A Novel Energy Management Strategy Based on Dual Reward Function Q-learning for Fuel Cell Hybrid Electric Vehicle

A reasonably designed energy management strategy (EMS) can guarantee the safe and stable operation of fuel cell hybrid electric vehicle (FCHEV). To optimize the energy conversion efficiency of FCHEV, this research proposes a three-level efficiency optimized EMS based on the dual reward functions Q-learning algorithm. Focused on the system overall efficiency, a hardware-in-the-loop experimental platform was built first to compare the effectiveness between the proposed EMS and other existed methods.

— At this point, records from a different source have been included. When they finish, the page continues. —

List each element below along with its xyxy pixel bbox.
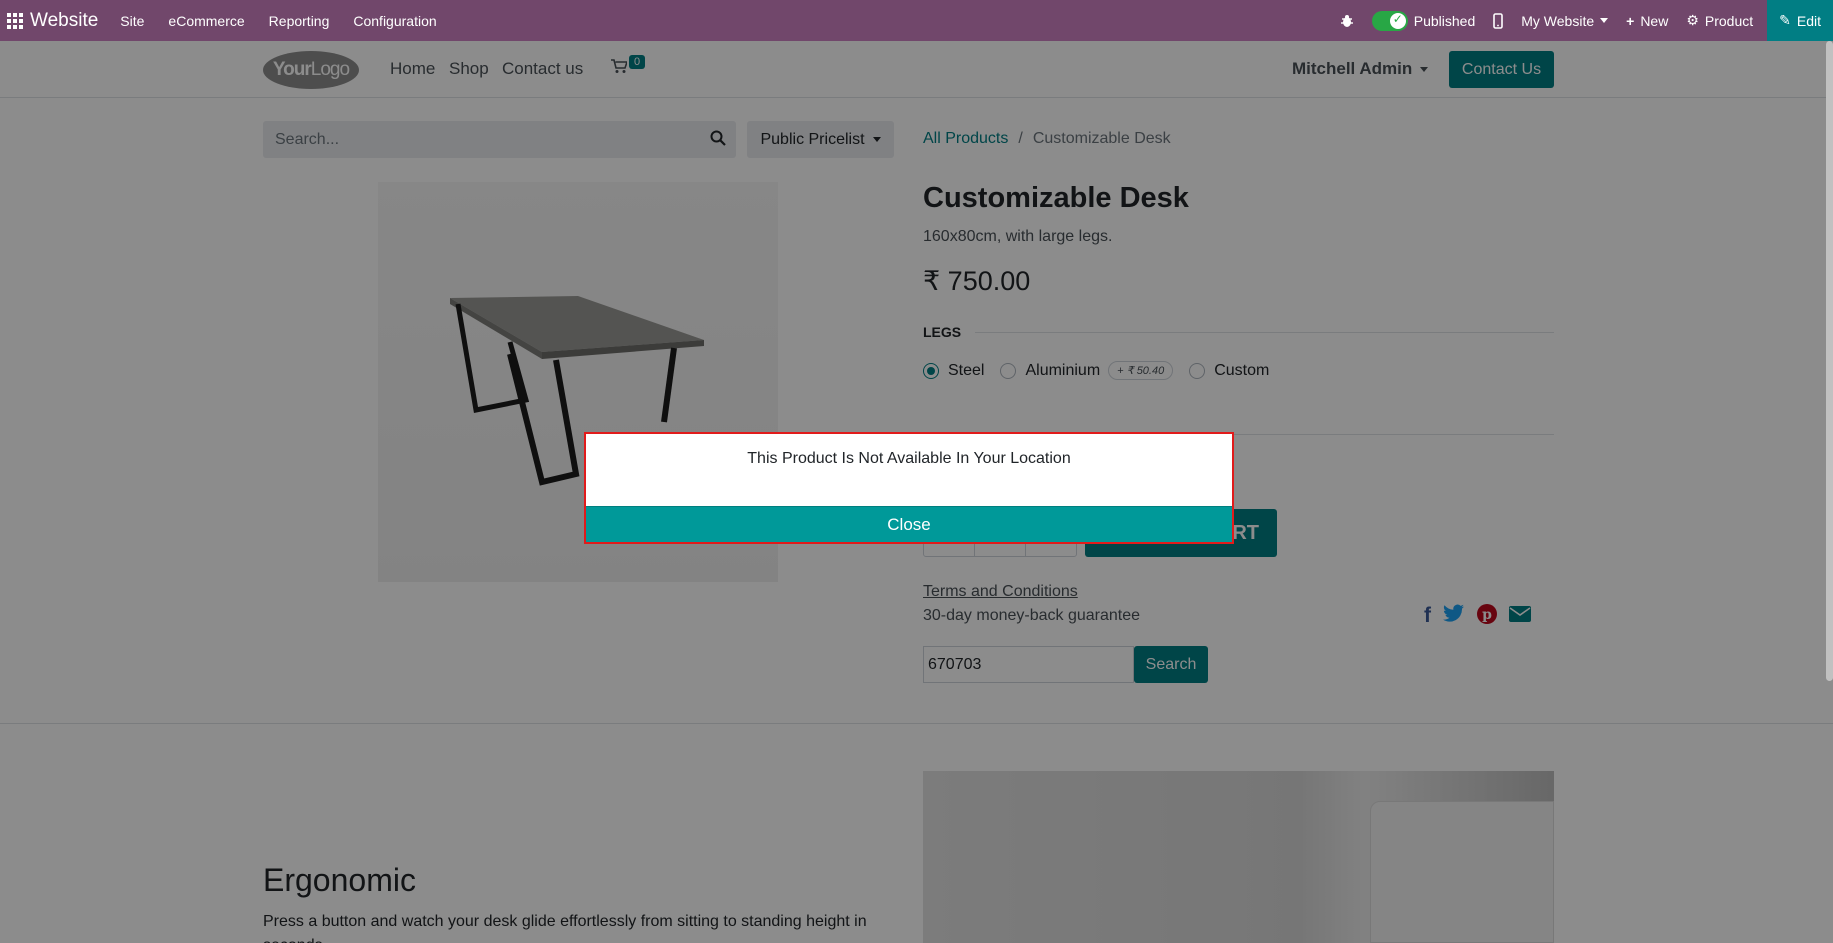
modal-message: This Product Is Not Available In Your Lo… bbox=[747, 450, 1071, 467]
modal-close-button[interactable]: Close bbox=[586, 506, 1232, 542]
availability-modal: This Product Is Not Available In Your Lo… bbox=[584, 432, 1234, 544]
menu-ecommerce[interactable]: eCommerce bbox=[168, 13, 244, 29]
pencil-icon: ✎ bbox=[1779, 12, 1791, 28]
product-settings-button[interactable]: ⚙ Product bbox=[1686, 12, 1753, 29]
plus-icon: + bbox=[1626, 12, 1635, 29]
odoo-topbar: Website Site eCommerce Reporting Configu… bbox=[0, 0, 1833, 41]
new-button[interactable]: + New bbox=[1626, 13, 1668, 29]
scrollbar[interactable] bbox=[1826, 41, 1833, 681]
menu-site[interactable]: Site bbox=[120, 13, 144, 29]
website-switcher-label: My Website bbox=[1521, 12, 1595, 29]
mobile-preview-icon[interactable] bbox=[1493, 12, 1504, 29]
new-label: New bbox=[1640, 12, 1669, 29]
gear-icon: ⚙ bbox=[1686, 12, 1699, 28]
edit-button[interactable]: ✎ Edit bbox=[1767, 0, 1833, 41]
website-switcher[interactable]: My Website bbox=[1521, 12, 1609, 29]
product-label: Product bbox=[1704, 12, 1754, 29]
menu-reporting[interactable]: Reporting bbox=[269, 13, 330, 29]
app-brand[interactable]: Website bbox=[30, 10, 98, 32]
apps-menu-icon[interactable] bbox=[0, 0, 30, 41]
edit-label: Edit bbox=[1796, 12, 1821, 29]
toggle-switch[interactable]: ✓ bbox=[1371, 10, 1408, 31]
published-label: Published bbox=[1413, 12, 1476, 29]
chevron-down-icon bbox=[1600, 18, 1609, 23]
debug-bug-icon[interactable] bbox=[1340, 14, 1354, 28]
menu-configuration[interactable]: Configuration bbox=[353, 13, 436, 29]
published-toggle[interactable]: ✓ Published bbox=[1371, 10, 1476, 31]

The results shown that compared with other state-of-art methods, the proposed strategy can effectively improve the energy efficiency of the system, and can slow down the aging of the fuel cell by reducing its operating stress. To further verify the effectiveness of the proposed strategy, varying driving loads profile were tested based on a 1.2-kW hybrid electric vehicle developed in the laboratory. The FCHEV real-time experiment results indicated that the proposed EMS can achieve the average load power matching error of 0.19 W and can optimize the system average overall system efficiency to 52%. The proposed method can help to contribute to the massive commercialization and implementation of the FCHEV.

Automated summary

A three-level efficiency optimized energy management strategy based on the dual reward functions Q-learning algorithm is proposed in this research. The effectiveness of the strategy in improving fuel cell hybrid electric vehicle energy efficiency and slowing down fuel cell aging is verified through experiments and tests.